1. A computer-implemented method for optimizing disk read performance for database systems, the method comprising the steps of:

providing to a computer a list of data blocks to be read from a disk storage device;

creating, by said computer, a Segment Descriptor Block (SDB) for each data block to be read from said disk storage device;

creating, by said computer, a SDB list comprising said SDBs sorted in their associated data blocks disk address order;

determining, by said computer, the distance between adjacent data blocks in the SDB list;

comparing, by said computer, the distance between data blocks in the SDB list with a predetermined maximum; and

combining, by said computer, adjacent data blocks in the SDB list with a distance between the adjacent data blocks less than said predetermined maximum into a pseudo-contiguous read chain; and

reading, by said computer, from said disk storage device data within an area containing said pseudo-contiguous read chain in a single read operation.

2. The computer-implemented method for optimizing disk read performance for database systems in accordance with claim 1, further comprising the step of:

writing, by said computer, the data read from the area of said disk drive storage device containing said pseudo-contiguous read chain to a cache memory.

3. A system for optimizing disk read performance for database systems, the system comprising:

a disk storage device; and

a computer for:

receiving a list of data blocks to be read from said disk storage device;

creating a Segment Descriptor Block (SDB) for each data block to be read from said disk storage device;

creating a SDB list comprising said SDBs sorted in their associated data blocks disk address order;

determining the distance between adjacent data blocks in the SDB list;

comparing the distance between data blocks in the SDB list with a predetermined maximum; and

combining adjacent data blocks in the SDB list with a distance between the adjacent data blocks less than said predetermined maximum into a pseudo-contiguous read chain; and

reading from said disk storage device data within an area containing said pseudo-contiguous read chain in a single read operation.
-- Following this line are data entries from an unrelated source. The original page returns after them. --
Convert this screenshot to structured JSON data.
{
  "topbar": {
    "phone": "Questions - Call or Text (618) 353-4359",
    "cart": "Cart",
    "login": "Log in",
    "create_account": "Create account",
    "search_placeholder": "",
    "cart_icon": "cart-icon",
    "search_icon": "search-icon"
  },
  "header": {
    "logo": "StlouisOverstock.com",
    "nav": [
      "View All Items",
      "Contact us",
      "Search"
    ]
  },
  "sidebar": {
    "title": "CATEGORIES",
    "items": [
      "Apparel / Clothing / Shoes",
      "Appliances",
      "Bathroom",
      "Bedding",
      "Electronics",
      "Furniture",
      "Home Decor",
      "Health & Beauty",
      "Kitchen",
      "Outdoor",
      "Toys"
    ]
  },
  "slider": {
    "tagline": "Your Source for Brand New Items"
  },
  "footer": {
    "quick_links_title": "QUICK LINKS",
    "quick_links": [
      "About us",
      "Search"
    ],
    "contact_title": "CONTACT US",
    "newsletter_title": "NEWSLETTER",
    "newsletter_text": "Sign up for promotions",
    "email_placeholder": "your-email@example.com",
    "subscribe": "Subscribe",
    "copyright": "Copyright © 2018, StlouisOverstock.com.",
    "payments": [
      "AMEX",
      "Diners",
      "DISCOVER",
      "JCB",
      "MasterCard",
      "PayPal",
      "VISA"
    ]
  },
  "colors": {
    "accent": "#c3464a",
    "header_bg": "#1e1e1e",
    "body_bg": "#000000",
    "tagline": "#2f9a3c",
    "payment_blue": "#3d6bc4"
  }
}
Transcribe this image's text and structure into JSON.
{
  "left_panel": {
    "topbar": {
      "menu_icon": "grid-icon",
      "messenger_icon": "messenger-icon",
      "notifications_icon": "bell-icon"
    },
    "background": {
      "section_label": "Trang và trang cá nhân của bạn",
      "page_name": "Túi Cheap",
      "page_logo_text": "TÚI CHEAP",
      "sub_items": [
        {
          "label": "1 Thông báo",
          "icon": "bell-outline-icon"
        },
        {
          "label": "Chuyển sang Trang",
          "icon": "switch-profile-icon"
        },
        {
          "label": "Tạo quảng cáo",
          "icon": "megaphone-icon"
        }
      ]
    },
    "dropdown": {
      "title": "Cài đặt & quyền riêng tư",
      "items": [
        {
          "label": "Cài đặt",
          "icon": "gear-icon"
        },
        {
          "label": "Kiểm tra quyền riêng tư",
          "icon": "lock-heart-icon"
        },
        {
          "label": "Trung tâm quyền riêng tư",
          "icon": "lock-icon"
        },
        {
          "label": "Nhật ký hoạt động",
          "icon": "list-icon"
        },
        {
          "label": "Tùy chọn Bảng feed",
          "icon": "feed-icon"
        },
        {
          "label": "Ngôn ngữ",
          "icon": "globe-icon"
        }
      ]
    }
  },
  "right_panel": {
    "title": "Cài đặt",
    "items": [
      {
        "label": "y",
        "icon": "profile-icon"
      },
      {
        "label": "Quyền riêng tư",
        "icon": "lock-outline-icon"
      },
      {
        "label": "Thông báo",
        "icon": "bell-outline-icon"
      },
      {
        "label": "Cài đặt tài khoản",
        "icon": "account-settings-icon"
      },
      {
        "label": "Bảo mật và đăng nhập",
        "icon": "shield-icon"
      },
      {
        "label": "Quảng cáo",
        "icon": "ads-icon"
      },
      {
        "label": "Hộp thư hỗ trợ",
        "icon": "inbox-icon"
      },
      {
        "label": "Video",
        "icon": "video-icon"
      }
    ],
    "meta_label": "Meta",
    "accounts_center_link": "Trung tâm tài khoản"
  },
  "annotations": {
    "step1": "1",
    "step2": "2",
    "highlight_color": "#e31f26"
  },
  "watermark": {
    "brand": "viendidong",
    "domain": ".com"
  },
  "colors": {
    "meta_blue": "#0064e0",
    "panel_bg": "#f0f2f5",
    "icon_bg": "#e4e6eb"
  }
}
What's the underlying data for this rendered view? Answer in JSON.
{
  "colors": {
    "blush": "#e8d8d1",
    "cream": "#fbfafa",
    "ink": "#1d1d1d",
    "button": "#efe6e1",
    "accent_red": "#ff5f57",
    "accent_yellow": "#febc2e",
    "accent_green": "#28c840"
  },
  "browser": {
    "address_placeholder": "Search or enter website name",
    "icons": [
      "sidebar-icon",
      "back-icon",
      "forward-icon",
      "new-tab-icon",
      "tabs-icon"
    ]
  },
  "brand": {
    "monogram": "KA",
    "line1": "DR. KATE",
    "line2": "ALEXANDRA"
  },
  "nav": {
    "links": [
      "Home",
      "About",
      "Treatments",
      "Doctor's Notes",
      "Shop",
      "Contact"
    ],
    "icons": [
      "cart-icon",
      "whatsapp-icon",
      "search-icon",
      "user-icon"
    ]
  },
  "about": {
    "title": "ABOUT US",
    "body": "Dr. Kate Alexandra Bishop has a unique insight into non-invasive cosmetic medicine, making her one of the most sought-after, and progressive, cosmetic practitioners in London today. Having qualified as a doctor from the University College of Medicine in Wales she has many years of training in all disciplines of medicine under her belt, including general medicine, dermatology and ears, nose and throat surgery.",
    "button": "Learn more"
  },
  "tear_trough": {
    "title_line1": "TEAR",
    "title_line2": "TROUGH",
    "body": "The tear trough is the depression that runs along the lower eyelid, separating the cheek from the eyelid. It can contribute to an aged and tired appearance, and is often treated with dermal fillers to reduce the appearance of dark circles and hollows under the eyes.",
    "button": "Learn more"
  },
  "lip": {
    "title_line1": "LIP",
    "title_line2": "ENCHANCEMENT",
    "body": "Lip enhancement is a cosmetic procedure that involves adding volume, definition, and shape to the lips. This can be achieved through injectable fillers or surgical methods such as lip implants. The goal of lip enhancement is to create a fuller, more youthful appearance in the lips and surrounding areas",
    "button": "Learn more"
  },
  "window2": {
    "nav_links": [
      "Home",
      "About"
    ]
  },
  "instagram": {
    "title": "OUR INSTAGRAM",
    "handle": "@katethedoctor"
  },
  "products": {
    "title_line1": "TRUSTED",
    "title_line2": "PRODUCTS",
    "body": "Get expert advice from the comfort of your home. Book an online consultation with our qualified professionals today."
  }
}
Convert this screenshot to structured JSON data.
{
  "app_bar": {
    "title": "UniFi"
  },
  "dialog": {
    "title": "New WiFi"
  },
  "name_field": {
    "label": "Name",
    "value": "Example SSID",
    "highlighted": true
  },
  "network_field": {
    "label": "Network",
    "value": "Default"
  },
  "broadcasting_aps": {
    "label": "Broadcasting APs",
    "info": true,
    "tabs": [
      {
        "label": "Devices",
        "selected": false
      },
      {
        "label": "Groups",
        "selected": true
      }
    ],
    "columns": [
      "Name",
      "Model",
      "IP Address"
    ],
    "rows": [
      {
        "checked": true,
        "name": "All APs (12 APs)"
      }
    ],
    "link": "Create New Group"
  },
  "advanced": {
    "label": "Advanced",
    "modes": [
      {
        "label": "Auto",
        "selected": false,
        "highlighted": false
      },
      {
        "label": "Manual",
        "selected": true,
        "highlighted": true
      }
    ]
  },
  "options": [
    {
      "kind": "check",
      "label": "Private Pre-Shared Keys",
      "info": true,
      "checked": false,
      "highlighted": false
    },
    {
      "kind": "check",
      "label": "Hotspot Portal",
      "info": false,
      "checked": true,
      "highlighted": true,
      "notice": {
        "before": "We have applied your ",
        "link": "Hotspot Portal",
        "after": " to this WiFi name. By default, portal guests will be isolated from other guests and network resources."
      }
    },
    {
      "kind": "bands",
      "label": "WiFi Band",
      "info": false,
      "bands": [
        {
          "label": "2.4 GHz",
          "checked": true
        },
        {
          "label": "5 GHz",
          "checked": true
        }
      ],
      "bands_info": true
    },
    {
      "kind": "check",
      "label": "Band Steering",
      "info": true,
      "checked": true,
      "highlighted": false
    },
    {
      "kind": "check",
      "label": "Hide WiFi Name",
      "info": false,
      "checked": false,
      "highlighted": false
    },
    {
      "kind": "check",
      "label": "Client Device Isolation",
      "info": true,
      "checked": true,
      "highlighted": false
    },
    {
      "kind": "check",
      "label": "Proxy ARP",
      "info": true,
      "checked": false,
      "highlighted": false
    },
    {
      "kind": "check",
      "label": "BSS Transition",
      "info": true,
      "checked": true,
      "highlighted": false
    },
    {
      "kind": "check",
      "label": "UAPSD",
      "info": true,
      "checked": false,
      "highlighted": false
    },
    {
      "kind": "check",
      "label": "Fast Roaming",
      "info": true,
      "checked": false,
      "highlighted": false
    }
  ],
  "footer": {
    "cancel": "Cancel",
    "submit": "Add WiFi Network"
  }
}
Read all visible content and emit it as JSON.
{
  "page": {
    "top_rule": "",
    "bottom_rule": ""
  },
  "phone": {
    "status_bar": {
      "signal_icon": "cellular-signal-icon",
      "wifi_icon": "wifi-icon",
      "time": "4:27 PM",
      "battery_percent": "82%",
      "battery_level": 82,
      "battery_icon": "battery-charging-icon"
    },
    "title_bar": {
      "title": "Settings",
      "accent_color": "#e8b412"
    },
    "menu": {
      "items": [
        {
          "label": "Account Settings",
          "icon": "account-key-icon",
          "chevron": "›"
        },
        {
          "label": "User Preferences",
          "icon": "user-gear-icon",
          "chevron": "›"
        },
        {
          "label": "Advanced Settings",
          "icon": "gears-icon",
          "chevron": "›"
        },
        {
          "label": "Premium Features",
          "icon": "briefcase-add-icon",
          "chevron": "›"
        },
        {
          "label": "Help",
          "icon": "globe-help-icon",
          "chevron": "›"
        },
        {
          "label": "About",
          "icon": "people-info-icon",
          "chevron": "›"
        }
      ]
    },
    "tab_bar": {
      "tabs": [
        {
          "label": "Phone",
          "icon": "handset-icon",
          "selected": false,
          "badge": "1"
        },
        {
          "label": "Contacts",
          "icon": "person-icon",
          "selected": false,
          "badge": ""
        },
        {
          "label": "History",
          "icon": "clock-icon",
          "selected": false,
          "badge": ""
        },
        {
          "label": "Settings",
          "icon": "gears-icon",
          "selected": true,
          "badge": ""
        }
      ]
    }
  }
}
4. The system for optimizing disk read performance for database systems in accordance with claim 3, wherein:

said system further comprises a cache memory; and

said computer writes the data read from the area of said disk drive storage device containing said pseudo-contiguous read chain to said cache memory.

5. A computer program, stored on a tangible storage medium, for optimizing disk read performance for database systems, the program including executable instructions that cause a computer to:

receive a list of data blocks to be read from a disk storage device;

create a Segment Descriptor Block (SDB) for each data block to be read from said disk storage device;

determine the distance between adjacent data blocks in the SDB list;

compare the distance between data blocks in the SDB list with a predetermined maximum; and

combine adjacent data blocks in the SDB list with a distance between the adjacent data blocks less than said predetermined maximum into a pseudo-contiguous read chain; and

read from said disk storage device data within an area containing said pseudo-contiguous read chain in a single read operation.

6. The computer program, stored on a tangible storage medium, in accordance with claim 5, wherein said executable instructions cause said computer to:

write the data read from the area of said disk drive storage device containing said pseudo-contiguous read chain to a cache memory.